La Suisse très attractive, mais moins qu’auparavant

En 2016 dans la région, 36 000 résidents traversent chaque jour la frontière nationale pour travailler, soit 14 650 de plus qu’en 2006. Ils se rendent presque exclusivement en Suisse et représentent 9% des navetteurs régionaux, contre à peine 6% dix ans auparavant. Cette attractivité de l’étranger reste très forte mais semble s’essouffler. De 2011 à 2016, le travail frontalier progresse encore de 4,3% par an, mais on est loin des 6,4% de la période 2006-2011. Les frontaliers continuent de porter néanmoins l’augmentation des navetteurs dans la région. Leur influence est même plus forte récemment, en dépit du ralentissement : de 2011 à 2016, ils représentent 40% de la croissance, c’était 25% de 2006 et 2011. Dans quinze EPCI de la région, au moins un quart des navetteurs résidents travaillent à l’étranger, et même plus des trois quarts dans les intercommunalités du Val de Morteau, de la Station des Rousses-Haut Jura, du Grand Pontarlier et des Lacs et Montagnes du Haut-Doubs.

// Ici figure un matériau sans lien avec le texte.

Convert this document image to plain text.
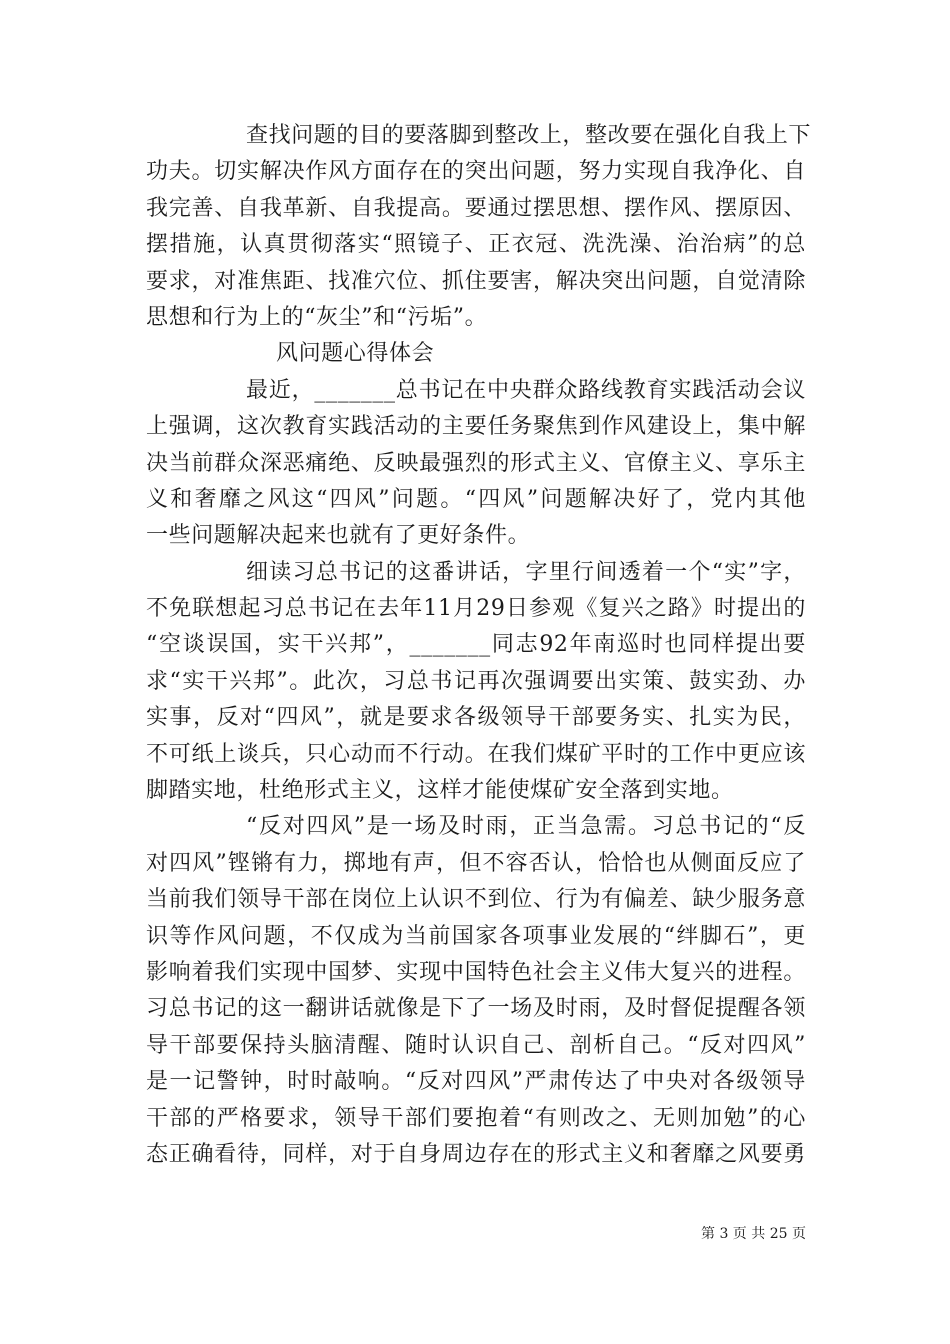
查找问题的目的要落脚到整改上，整改要在强化自我上下
功夫。切实解决作风方面存在的突出问题，努力实现自我净化、自
我完善、自我革新、自我提高。要通过摆思想、摆作风、摆原因、
摆措施，认真贯彻落实“照镜子、正衣冠、洗洗澡、治治病”的总
要求，对准焦距、找准穴位、抓住要害，解决突出问题，自觉清除
思想和行为上的“灰尘”和“污垢”。
风问题心得体会
最近，_______总书记在中央群众路线教育实践活动会议
上强调，这次教育实践活动的主要任务聚焦到作风建设上，集中解
决当前群众深恶痛绝、反映最强烈的形式主义、官僚主义、享乐主
义和奢靡之风这“四风”问题。“四风”问题解决好了，党内其他
一些问题解决起来也就有了更好条件。
细读习总书记的这番讲话，字里行间透着一个“实”字，
不免联想起习总书记在去年11月29日参观《复兴之路》时提出的
“空谈误国，实干兴邦”，_______同志92年南巡时也同样提出要
求“实干兴邦”。此次，习总书记再次强调要出实策、鼓实劲、办
实事，反对“四风”，就是要求各级领导干部要务实、扎实为民，
不可纸上谈兵，只心动而不行动。在我们煤矿平时的工作中更应该
脚踏实地，杜绝形式主义，这样才能使煤矿安全落到实地。
“反对四风”是一场及时雨，正当急需。习总书记的“反
对四风”铿锵有力，掷地有声，但不容否认，恰恰也从侧面反应了
当前我们领导干部在岗位上认识不到位、行为有偏差、缺少服务意
识等作风问题，不仅成为当前国家各项事业发展的“绊脚石”，更
影响着我们实现中国梦、实现中国特色社会主义伟大复兴的进程。
习总书记的这一翻讲话就像是下了一场及时雨，及时督促提醒各领
导干部要保持头脑清醒、随时认识自己、剖析自己。“反对四风”
是一记警钟，时时敲响。“反对四风”严肃传达了中央对各级领导
干部的严格要求，领导干部们要抱着“有则改之、无则加勉”的心
态正确看待，同样，对于自身周边存在的形式主义和奢靡之风要勇
第 3 页 共 25 页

Recul des navetteurs à l’ouest et au nord-est de la région

Le nombre de navetteurs diminue dans un EPCI sur cinq de 2011 à 2016 contre moins d’un sur dix de 2006 à 2011. Les territoires concernés sont situés principalement à l’ouest de la région, en Haute-Saône et à l’ouest du Jura. La baisse est particulièrement forte dans les intercommunalités du Haut Nivernais-Val d’Yonne, de Marcigny, du Grand Autunois Morvan, d’Avallon-Vézelay-Morvan ou encore du Pays de Luxeuil, des territoires qui pourtant gagnaient précédemment des navetteurs de manière significative. Avallon-Vézelay-Morvan passe ainsi par exemple d’une croissance annuelle de 4,4% entre 2006 et 2011 à une baisse de 1,9% entre 2011 et 2016. La diminution du nombre de navetteurs est très majoritairement due à des pertes d’actifs résidents, qu’il s’agisse de départs en retraite ou de mobilités résidentielles. La part d’actifs mobiles ne recule réellement que dans certaines intercommunalités : Autun, Avallon, Pouilly-en-Auxois, la Bresse-Haute-Seille et les Portes du Jura.

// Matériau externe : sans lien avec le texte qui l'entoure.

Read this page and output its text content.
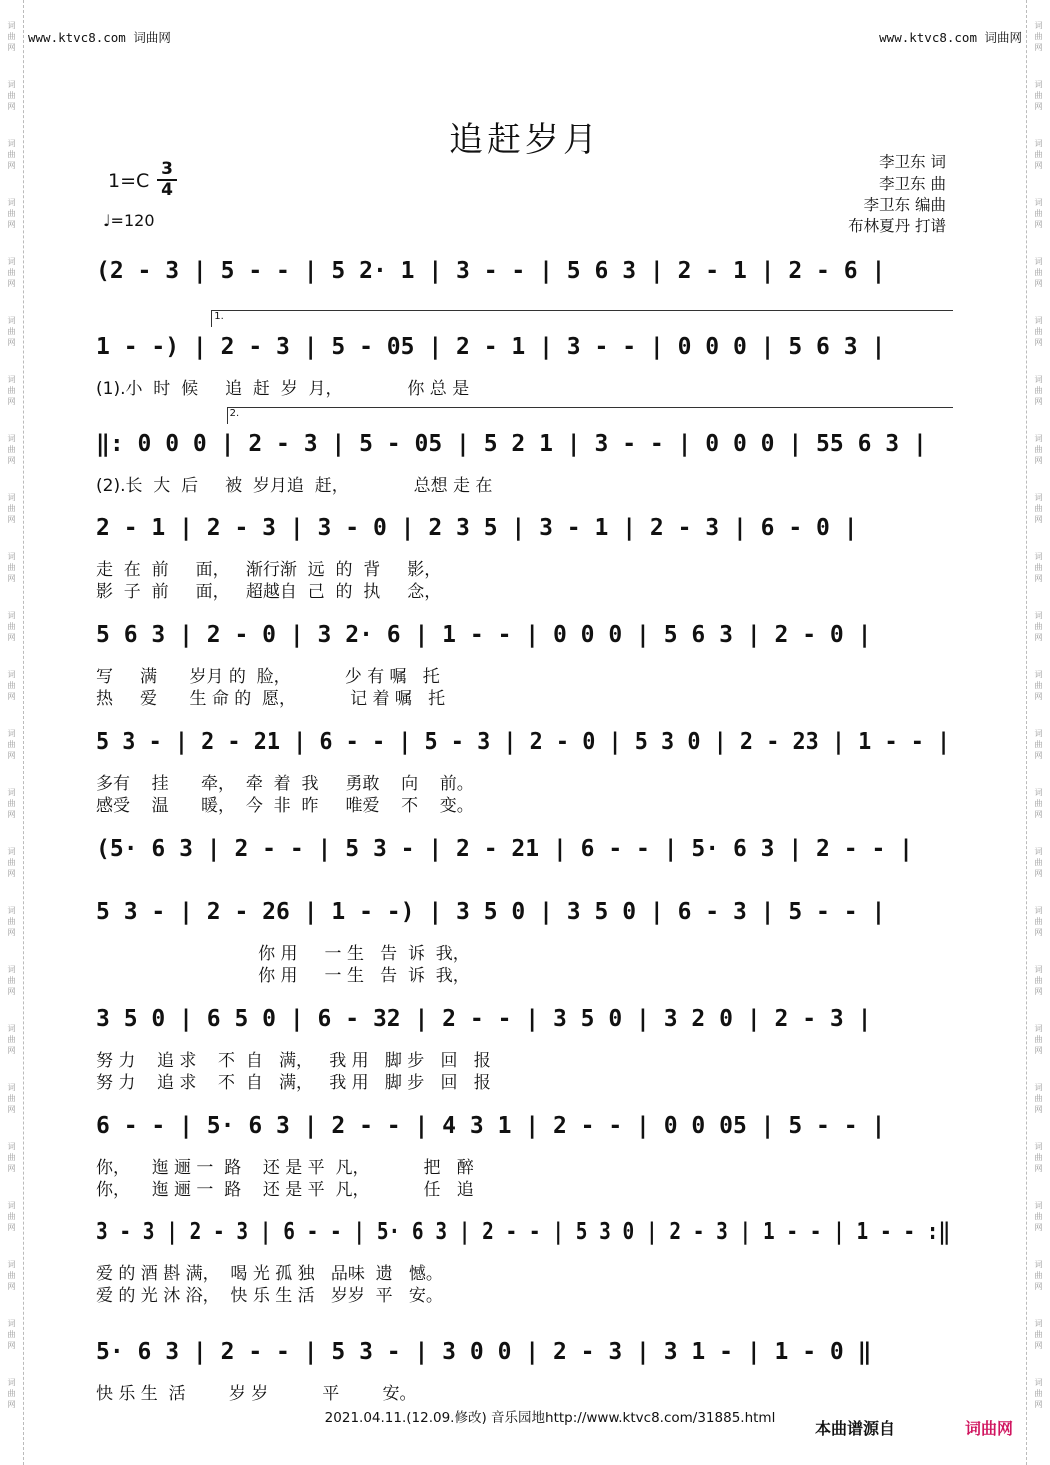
词
曲
网
词
曲
网
词
曲
网
词
曲
网
词
曲
网
词
曲
网
词
曲
网
词
曲
网
词
曲
网
词
曲
网
词
曲
网
词
曲
网
词
曲
网
词
曲
网
词
曲
网
词
曲
网
词
曲
网
词
曲
网
词
曲
网
词
曲
网
词
曲
网
词
曲
网
词
曲
网
词
曲
网
词
曲
网
词
曲
网
词
曲
网
词
曲
网
词
曲
网
词
曲
网
词
曲
网
词
曲
网
词
曲
网
词
曲
网
词
曲
网
词
曲
网
词
曲
网
词
曲
网
词
曲
网
词
曲
网
词
曲
网
词
曲
网
词
曲
网
词
曲
网
词
曲
网
词
曲
网
词
曲
网
词
曲
网
www.ktvc8.com 词曲网	www.ktvc8.com 词曲网
追赶岁月
1=C
3
4
♩=120
李卫东 词
李卫东 曲
李卫东 编曲
布林夏丹 打谱
(2 - 3 | 5 - - | 5 2· 1 | 3 - - | 5 6 3 | 2 - 1 | 2 - 6 |
1 - -) | 2 - 3 | 5 - 05 | 2 - 1 | 3 - - | 0 0 0 | 5 6 3 |
1.
(1).小  时  候     追  赶  岁  月，            你 总 是
‖: 0 0 0 | 2 - 3 | 5 - 05 | 5 2 1 | 3 - - | 0 0 0 | 55 6 3 |
2.
(2).长  大  后     被  岁月追  赶，            总想 走 在
2 - 1 | 2 - 3 | 3 - 0 | 2 3 5 | 3 - 1 | 2 - 3 | 6 - 0 |
走  在  前     面，   渐行渐  远  的  背     影，
影  子  前     面，   超越自  己  的  执     念，
5 6 3 | 2 - 0 | 3 2· 6 | 1 - - | 0 0 0 | 5 6 3 | 2 - 0 |
写     满      岁月 的  脸，          少 有 嘱   托
热     爱      生 命 的  愿，          记 着 嘱   托
5 3 - | 2 - 21 | 6 - - | 5 - 3 | 2 - 0 | 5 3 0 | 2 - 23 | 1 - - |
多有    挂      牵，  牵  着  我     勇敢    向    前。
感受    温      暖，  今  非  昨     唯爱    不    变。
(5· 6 3 | 2 - - | 5 3 - | 2 - 21 | 6 - - | 5· 6 3 | 2 - - |
5 3 - | 2 - 26 | 1 - -) | 3 5 0 | 3 5 0 | 6 - 3 | 5 - - |
你 用     一 生   告  诉  我，
你 用     一 生   告  诉  我，
3 5 0 | 6 5 0 | 6 - 32 | 2 - - | 3 5 0 | 3 2 0 | 2 - 3 |
努 力    追 求    不  自   满，   我 用   脚 步   回   报
努 力    追 求    不  自   满，   我 用   脚 步   回   报
6 - - | 5· 6 3 | 2 - - | 4 3 1 | 2 - - | 0 0 05 | 5 - - |
你，    迤 逦 一  路    还 是 平  凡，          把   醉
你，    迤 逦 一  路    还 是 平  凡，          任   追
3 - 3 | 2 - 3 | 6 - - | 5· 6 3 | 2 - - | 5 3 0 | 2 - 3 | 1 - - | 1 - - :‖
爱 的 酒 斟 满，  喝 光 孤 独   品味  遗   憾。
爱 的 光 沐 浴，  快 乐 生 活   岁岁  平   安。
5· 6 3 | 2 - - | 5 3 - | 3 0 0 | 2 - 3 | 3 1 - | 1 - 0 ‖
快 乐 生  活        岁 岁          平        安。
2021.04.11.(12.09.修改) 音乐园地http://www.ktvc8.com/31885.html
本曲谱源自	词曲网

Augmentation des navetteurs dans les plus grands EPCI

Les plus grands EPCI, métropoles, communautés d’agglomération et communautés urbaines, comptent moins de navetteurs résidents en proportion de leurs actifs occupés que le reste de la région : 20% en moyenne et seulement 14% pour Dijon Métropole et 13% pour le Grand Besançon. Ces territoires gagnent néanmoins de nombreux navetteurs sur dix ans, et ce malgré une baisse de la population active. La progression est au-dessus de la moyenne régionale dans quatre EPCI, parmi lesquels on retrouve les intercommunalités de Mâcon et Beaune, les deux seules à gagner significativement de l’emploi sur la période. C’est toutefois dans le Pays de Montbéliard, EPCI qui perd le plus d’emplois de 2006 à 2016, que l’augmentation du nombre de navetteurs sortants est la plus nette, et de loin : 3% en moyenne annuelle. De manière générale, ce sont surtout les flux entre grands EPCI qui augmentent. Les navetteurs résidents à Dijon et travaillant à Besançon sont par exemple passés de 300 à 600.

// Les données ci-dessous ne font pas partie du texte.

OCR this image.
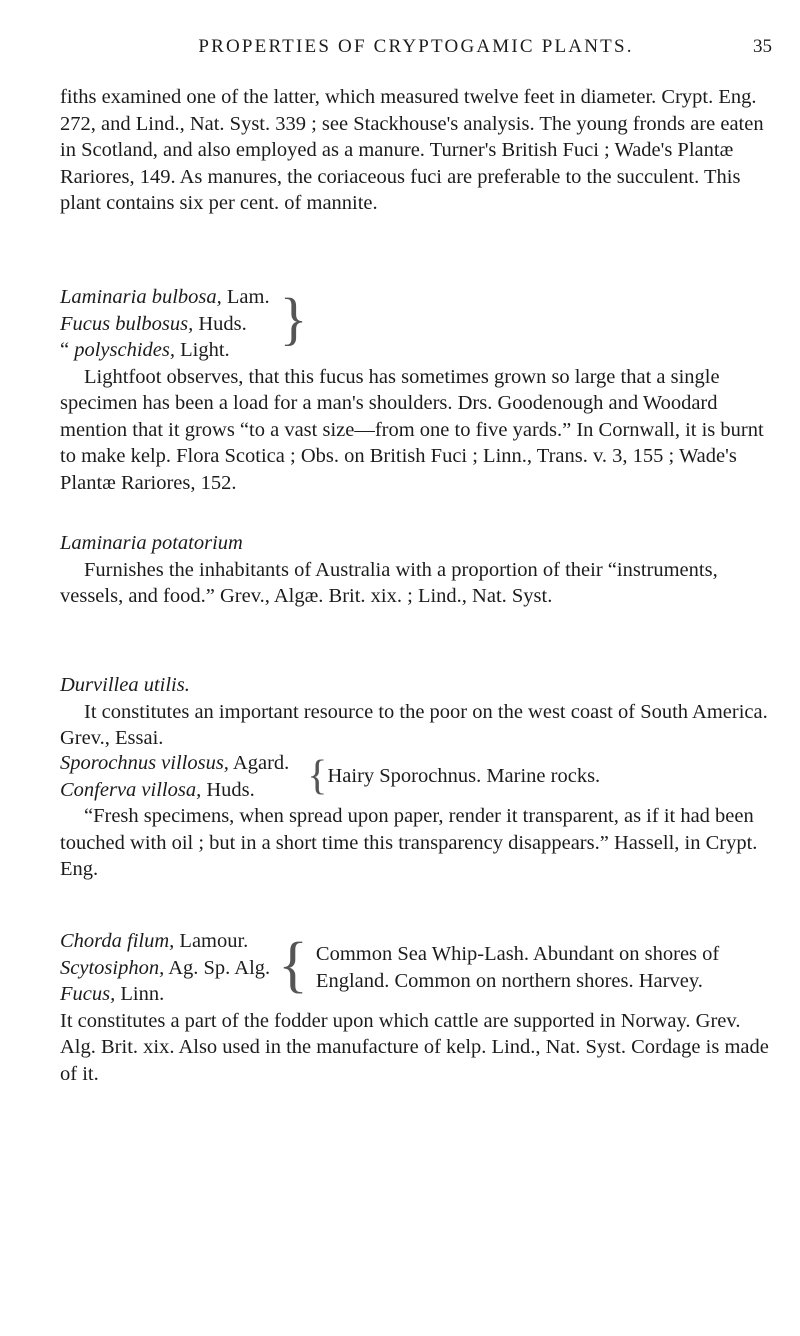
PROPERTIES OF CRYPTOGAMIC PLANTS.	35

fiths examined one of the latter, which measured twelve feet in diameter. Crypt. Eng. 272, and Lind., Nat. Syst. 339 ; see Stackhouse's analysis. The young fronds are eaten in Scotland, and also employed as a manure. Turner's British Fuci ; Wade's Plantæ Rariores, 149. As manures, the coriaceous fuci are preferable to the succulent. This plant contains six per cent. of mannite.

Laminaria bulbosa, Lam.
Fucus bulbosus, Huds.
“ polyschides, Light. }

Lightfoot observes, that this fucus has sometimes grown so large that a single specimen has been a load for a man's shoulders. Drs. Goodenough and Woodard mention that it grows “to a vast size—from one to five yards.” In Cornwall, it is burnt to make kelp. Flora Scotica ; Obs. on British Fuci ; Linn., Trans. v. 3, 155 ; Wade's Plantæ Rariores, 152.

Laminaria potatorium

Furnishes the inhabitants of Australia with a proportion of their “instruments, vessels, and food.” Grev., Algæ. Brit. xix. ; Lind., Nat. Syst.

Durvillea utilis.

It constitutes an important resource to the poor on the west coast of South America. Grev., Essai.

Sporochnus villosus, Agard.
Conferva villosa, Huds.	{ Hairy Sporochnus. Marine rocks.

“Fresh specimens, when spread upon paper, render it transparent, as if it had been touched with oil ; but in a short time this transparency disappears.” Hassell, in Crypt. Eng.

Chorda filum, Lamour.
Scytosiphon, Ag. Sp. Alg.
Fucus, Linn.	{ Common Sea Whip-Lash. Abundant on shores of England. Common on northern shores. Harvey.

It constitutes a part of the fodder upon which cattle are supported in Norway. Grev. Alg. Brit. xix. Also used in the manufacture of kelp. Lind., Nat. Syst. Cordage is made of it.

Forte attraction des grands EPCI

Les quatorze plus grands EPCI sont aussi ceux qui emploient le plus grand nombre de navetteurs, avec notamment 45 000 pour Dijon Métropole et 26 000 le Grand Besançon. Les navetteurs entrants dans ces EPCI ont progressé de 1% en moyenne annuelle sur dix ans. De 2006 à 2011 la hausse atteignait même 1,6% avant de ralentir à 0,7% de 2011 à 2016. C’est particulièrement frappant pour l’intercommunalité de Mâcon, qui passe d’une progression de 3,5% à une quasi-stabilité sur période récente. Les intercommunalités de Nevers et Vesoul perdent désormais des navetteurs entrants et le phénomène s’accélère dans le pays de Montbéliard, qui en perdait déjà de 2006 à 2011. La progression des navetteurs entrants accélère néanmoins dans quelques-uns de ces EPCI, comme le Grand Sénonais et le Grand Dole. Elle double même dans l’Auxerrois, pour un rythme annuel de 1,8% de 2011 à 2016. Dans l’intercommunalité de Beaune, la hausse atteint 2,6%. Ces quatre territoires sont sur période récente les seuls à gagner de l’emploi parmi les grands EPCI.